I started looking at Neo4j and thought: I need to write a simple but non-trivial application to really try it out. Something with lots of nodes and relationships. I need to find a large dataset that I can import into a graph database.
To my delight, I found that Wikipedia provides database dumps for download. That serves my purpose beautifully: I can represent each wiki page as a node, and the links between pages as relationships.
So I wrote some code to parse the Wikipedia XML dump and extract links from each article body, and some other code to import everything into a Neo4j store. It’s now on github, as project Graphipedia.
I ended up with a graph database containing 9,006,704 nodes (pages, titles only) and 82,537,500 relationships (links). The whole database takes up 3.8G on disc, of which 650M is a Lucene index (on page titles).

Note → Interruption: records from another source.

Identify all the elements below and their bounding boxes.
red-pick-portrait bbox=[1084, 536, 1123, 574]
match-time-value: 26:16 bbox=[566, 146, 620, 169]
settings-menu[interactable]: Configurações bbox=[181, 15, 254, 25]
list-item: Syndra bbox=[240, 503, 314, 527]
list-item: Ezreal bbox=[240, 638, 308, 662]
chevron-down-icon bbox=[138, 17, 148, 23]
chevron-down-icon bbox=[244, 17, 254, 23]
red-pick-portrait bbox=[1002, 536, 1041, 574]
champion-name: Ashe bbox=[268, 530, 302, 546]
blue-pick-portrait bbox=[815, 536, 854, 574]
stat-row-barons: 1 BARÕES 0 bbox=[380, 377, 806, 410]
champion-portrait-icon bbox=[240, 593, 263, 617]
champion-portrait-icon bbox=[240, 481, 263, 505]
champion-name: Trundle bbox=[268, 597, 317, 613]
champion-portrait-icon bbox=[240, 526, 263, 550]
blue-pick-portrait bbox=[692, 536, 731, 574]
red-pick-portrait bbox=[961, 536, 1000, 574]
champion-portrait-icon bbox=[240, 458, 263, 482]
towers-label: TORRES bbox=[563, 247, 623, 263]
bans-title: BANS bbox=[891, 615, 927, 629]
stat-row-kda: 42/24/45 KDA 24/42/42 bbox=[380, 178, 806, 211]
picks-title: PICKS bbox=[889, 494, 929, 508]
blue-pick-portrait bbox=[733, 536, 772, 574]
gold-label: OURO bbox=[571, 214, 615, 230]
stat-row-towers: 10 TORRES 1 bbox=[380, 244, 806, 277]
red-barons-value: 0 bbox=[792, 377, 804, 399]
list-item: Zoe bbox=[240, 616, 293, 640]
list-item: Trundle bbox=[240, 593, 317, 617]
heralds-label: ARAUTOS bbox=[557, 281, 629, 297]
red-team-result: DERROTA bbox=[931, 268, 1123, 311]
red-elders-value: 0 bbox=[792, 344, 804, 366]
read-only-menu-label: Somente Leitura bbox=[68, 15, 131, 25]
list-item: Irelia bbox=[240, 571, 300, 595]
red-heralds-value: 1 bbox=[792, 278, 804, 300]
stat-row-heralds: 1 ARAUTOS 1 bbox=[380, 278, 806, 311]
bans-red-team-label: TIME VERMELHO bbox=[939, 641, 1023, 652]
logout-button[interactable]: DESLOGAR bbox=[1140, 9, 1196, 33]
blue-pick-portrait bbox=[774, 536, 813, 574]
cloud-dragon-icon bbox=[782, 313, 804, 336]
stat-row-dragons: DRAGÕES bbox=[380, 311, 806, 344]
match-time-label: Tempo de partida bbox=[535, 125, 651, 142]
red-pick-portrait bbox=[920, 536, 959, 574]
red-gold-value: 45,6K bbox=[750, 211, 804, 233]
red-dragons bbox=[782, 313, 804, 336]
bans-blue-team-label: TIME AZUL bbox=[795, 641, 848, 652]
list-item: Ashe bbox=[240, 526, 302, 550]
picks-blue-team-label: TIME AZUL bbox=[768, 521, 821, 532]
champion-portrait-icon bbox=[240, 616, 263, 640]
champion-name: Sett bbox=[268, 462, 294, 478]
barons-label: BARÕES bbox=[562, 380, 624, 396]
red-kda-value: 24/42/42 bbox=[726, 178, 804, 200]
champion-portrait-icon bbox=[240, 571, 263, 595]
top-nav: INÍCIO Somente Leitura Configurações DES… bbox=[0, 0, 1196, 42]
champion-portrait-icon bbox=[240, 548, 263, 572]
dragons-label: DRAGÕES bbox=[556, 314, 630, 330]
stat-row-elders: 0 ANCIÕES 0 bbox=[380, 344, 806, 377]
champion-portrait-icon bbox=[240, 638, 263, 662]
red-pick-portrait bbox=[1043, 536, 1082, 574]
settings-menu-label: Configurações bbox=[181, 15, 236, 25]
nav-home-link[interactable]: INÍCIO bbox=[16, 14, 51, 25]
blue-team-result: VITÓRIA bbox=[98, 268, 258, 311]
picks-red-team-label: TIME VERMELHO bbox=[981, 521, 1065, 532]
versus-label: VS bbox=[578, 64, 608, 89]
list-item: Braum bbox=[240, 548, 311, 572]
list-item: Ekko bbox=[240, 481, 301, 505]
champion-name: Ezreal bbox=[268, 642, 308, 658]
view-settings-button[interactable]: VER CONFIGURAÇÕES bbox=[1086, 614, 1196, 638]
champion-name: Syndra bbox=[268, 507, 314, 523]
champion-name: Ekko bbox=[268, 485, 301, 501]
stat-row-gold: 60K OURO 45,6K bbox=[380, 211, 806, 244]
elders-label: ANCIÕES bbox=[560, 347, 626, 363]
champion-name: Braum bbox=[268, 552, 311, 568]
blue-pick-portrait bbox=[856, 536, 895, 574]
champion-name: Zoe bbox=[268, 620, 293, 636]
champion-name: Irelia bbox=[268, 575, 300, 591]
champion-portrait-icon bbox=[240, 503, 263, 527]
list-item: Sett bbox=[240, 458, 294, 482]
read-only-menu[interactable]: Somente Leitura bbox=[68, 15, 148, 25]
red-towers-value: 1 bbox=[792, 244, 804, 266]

With this wealth of well-connected data at my disposal, I can now do some interesting stuff. For one, I can simply open the database with the Neoclipse tool, find a page by title and visualise all links to/from that page. Here’s an example with the Neo4j page at its centre.
Another fun thing is calculating the shortest path between two wiki pages - this requires only a few lines of code thanks to Neo4j’s graph algorithms. For example:
From Neo4j to Kevin Bacon:
Neo4j > Structured storage > NoSQL > InfiniteGraph > Kevin Bacon
From Kevin Bacon to Neo4j:
Kevin Bacon > Internet Movie Database > SQL > NoSQL > Neo4j
(I’m certainly not the first person applying the six degrees of separation hypothesis to Wikipedia: there even is a Six degress of Wikipedia page already.)
Where does all this leave me in my evaluation of Neo4j I’m not quite sure, as I haven’t done any benchmarks yet. But it certainly shows that graph databases allow you to do some interesting stuff that would be much harder to achieve with a relational database.
Awesome! Looking forward to hearing more about your “experiments!”
Patrick
Pingback: Creating a Neo4j graph of Wikipedia links « Another Word For It
Great Work…and thanks for sharing.
Interested in knowing the size of your hardware platform.
Nadeem.
Pingback: Importing Wikipedia into Neo4j with Graphipedia « Max De Marzi
@Nadeem my “hardware platform” is simply my laptop, although it does have an i7 processor and 8G RAM.
@Mirko…Thanks for your time. Mine is Core 2 duo on 4GB with 64bit OS. Unable to finish due to slow speed of my platform.
Is it possible to send a link of the graphdb you created from the english dataset?
I thank you for your time in advance.
Nadeem
The db is ~3.8G so unfortunately it’s difficult to make it available somewhere.
This is amazing. Thanks for sharing. Your code really helped me learn neo4j better. Please post more cool stuff on your blog!